Als trisomie 13 optreedt, wordt de levensverwachting van het getroffen kind drastisch verminderd. Weinigen van hen worden ouder dan 10 jaar. De meeste kinderen met trisomie 13 sterven binnen enkele weken of maanden na de geboorte.

oorzaken

De oorzaken van Trisomie 13 liggen voornamelijk in de afwijkende chromosoomverdeling. Dit verklaart nog niet hoe deze afwijking optreedt. Er zijn aanwijzingen dat het optreden van trisomie 13 verband zou kunnen houden met de toegenomen leeftijd van de moeder van het kind.

Afhankelijk van het type trisomie 13 zijn er al aanwijzingen in het genoom van de moeder voor een vorm van trisomie 13. De symptomen van het Patausyndroom worden veroorzaakt door het extra chromosoom in verschillende vormen.
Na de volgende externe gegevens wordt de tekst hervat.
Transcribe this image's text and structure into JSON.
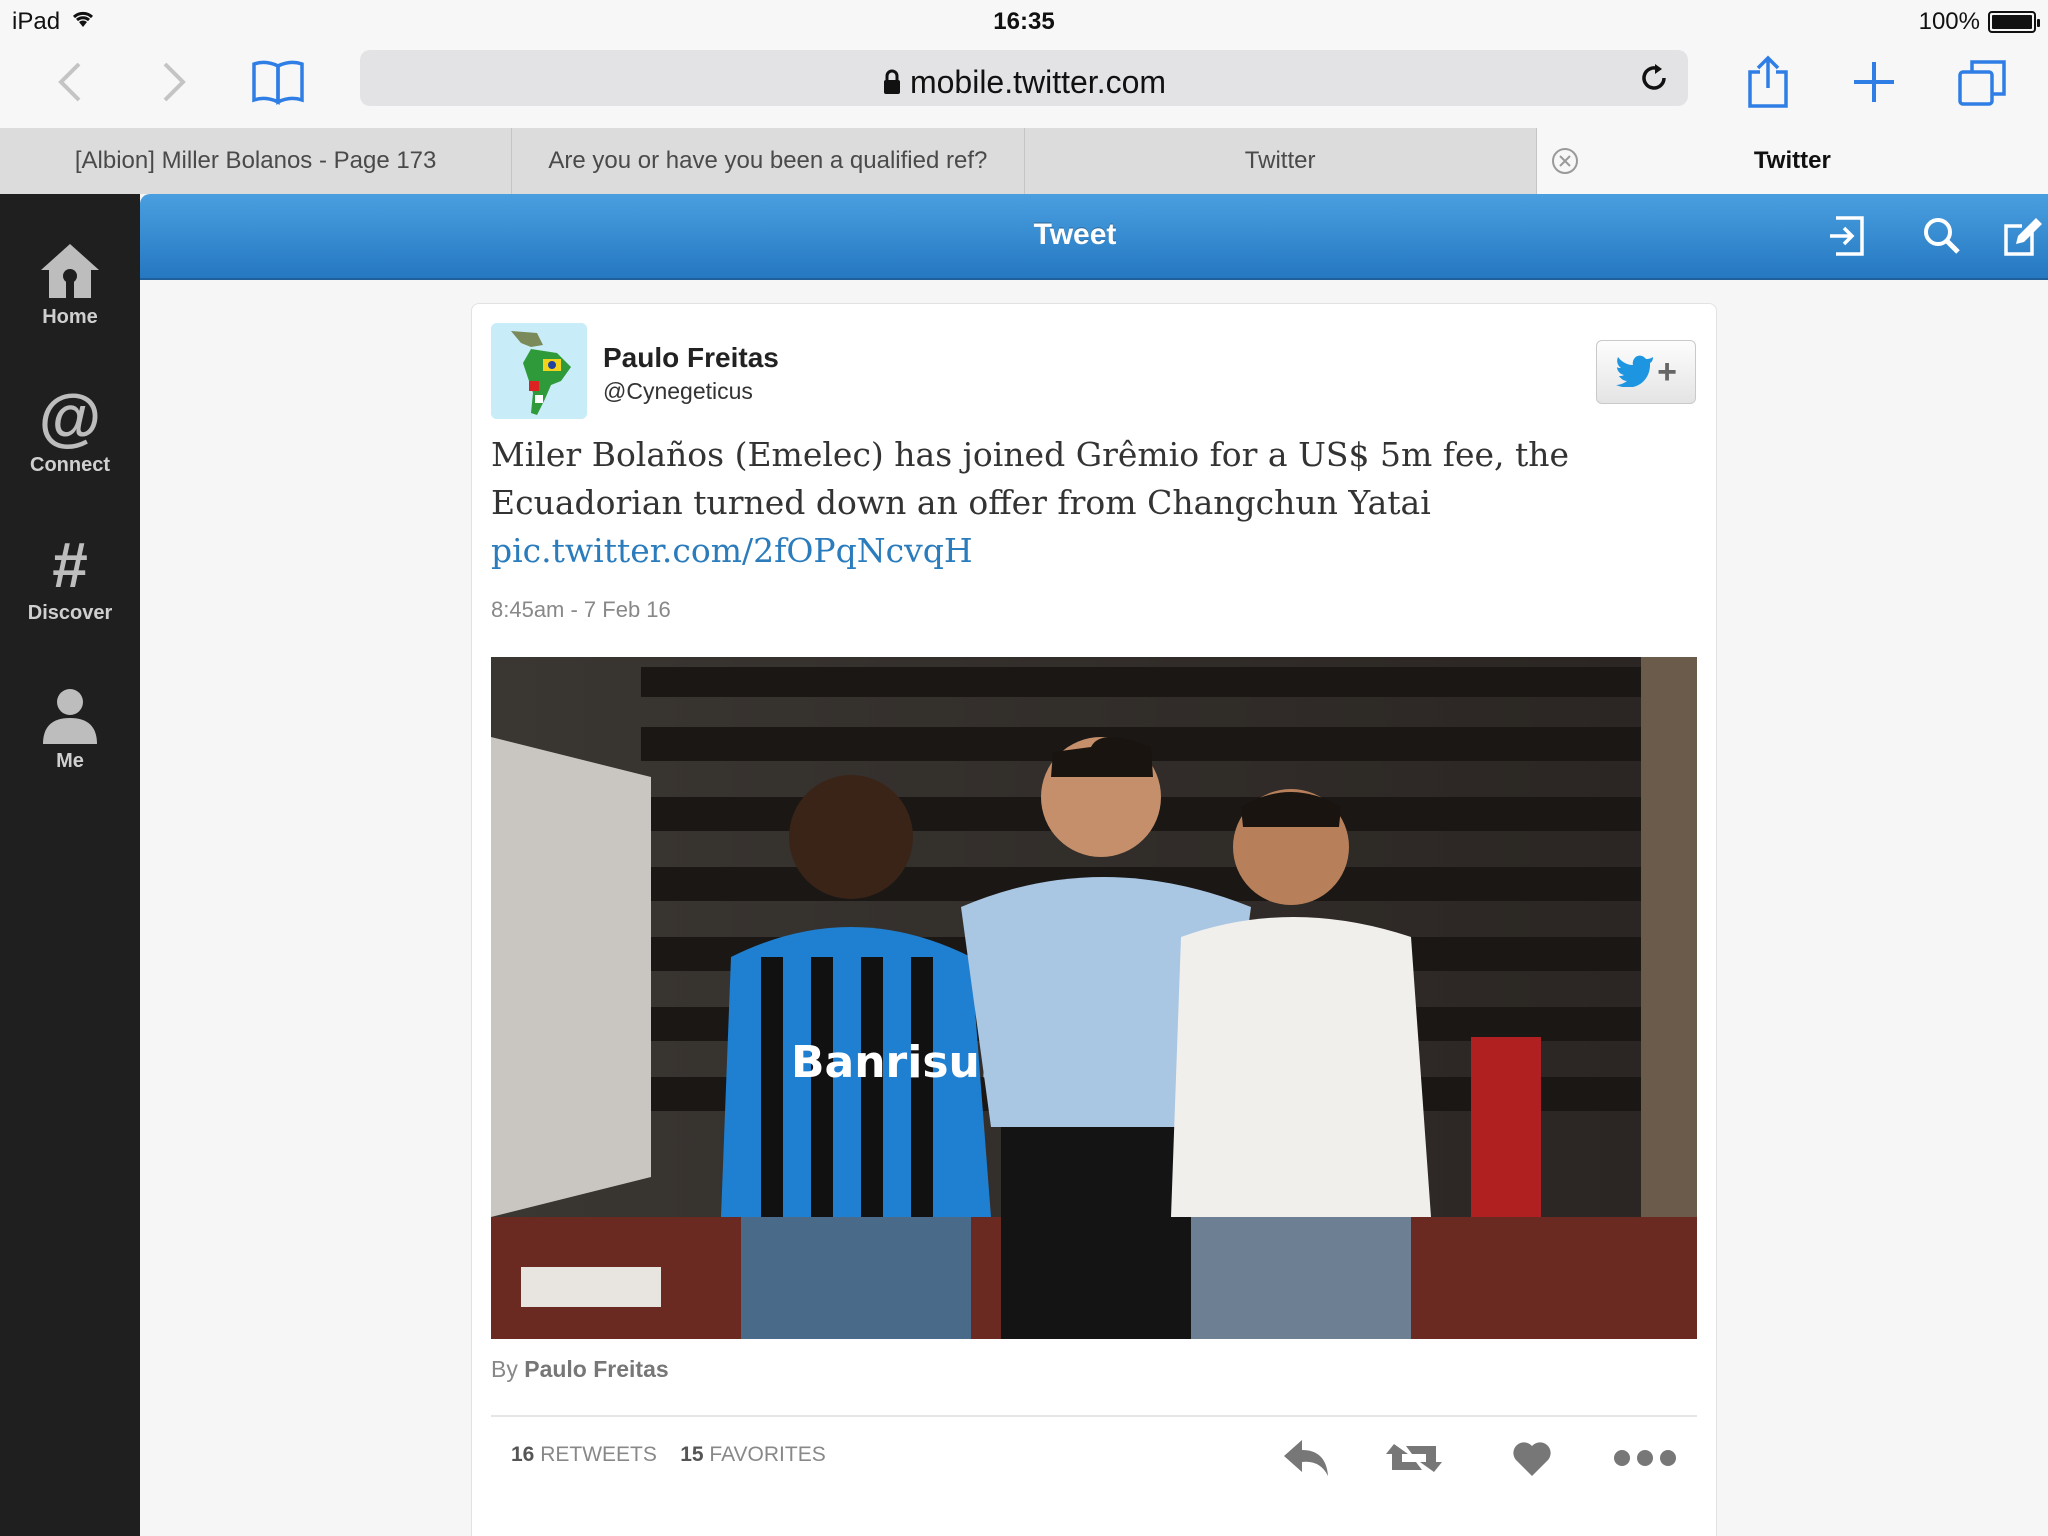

Ze worden in ieder geval uitgesproken in een mozaïektrisomie 13. Bij deze variant zijn de chromosomenparen niet gescheiden en worden er niet in slechts enkele cellen drie chromosomen in één cel gevormd.

Het verloop van een partiële trisomie 13 is op dezelfde manier verzwakt, waarbij chromosoom 13 slechts gedeeltelijk wordt veranderd in de cellen van het embryo tijdens de zwangerschap.

Symptomen, kwalen en tekenen

De ziekte veroorzaakt tal van symptomen, zowel qua uiterlijk als in inwendige organen. Het algemene voorkomen van drie tekens wordt als kenmerkend beschouwd. De eerste is de gespleten lip en het gehemelte, waar een opening door de bovenkaak, bovenlip en het gehemelte loopt. In de volksmond wordt deze misvorming een hazenlip genoemd. Het tweede teken is microcefalie (kleine kop) en microfthalmie (kleine ogen).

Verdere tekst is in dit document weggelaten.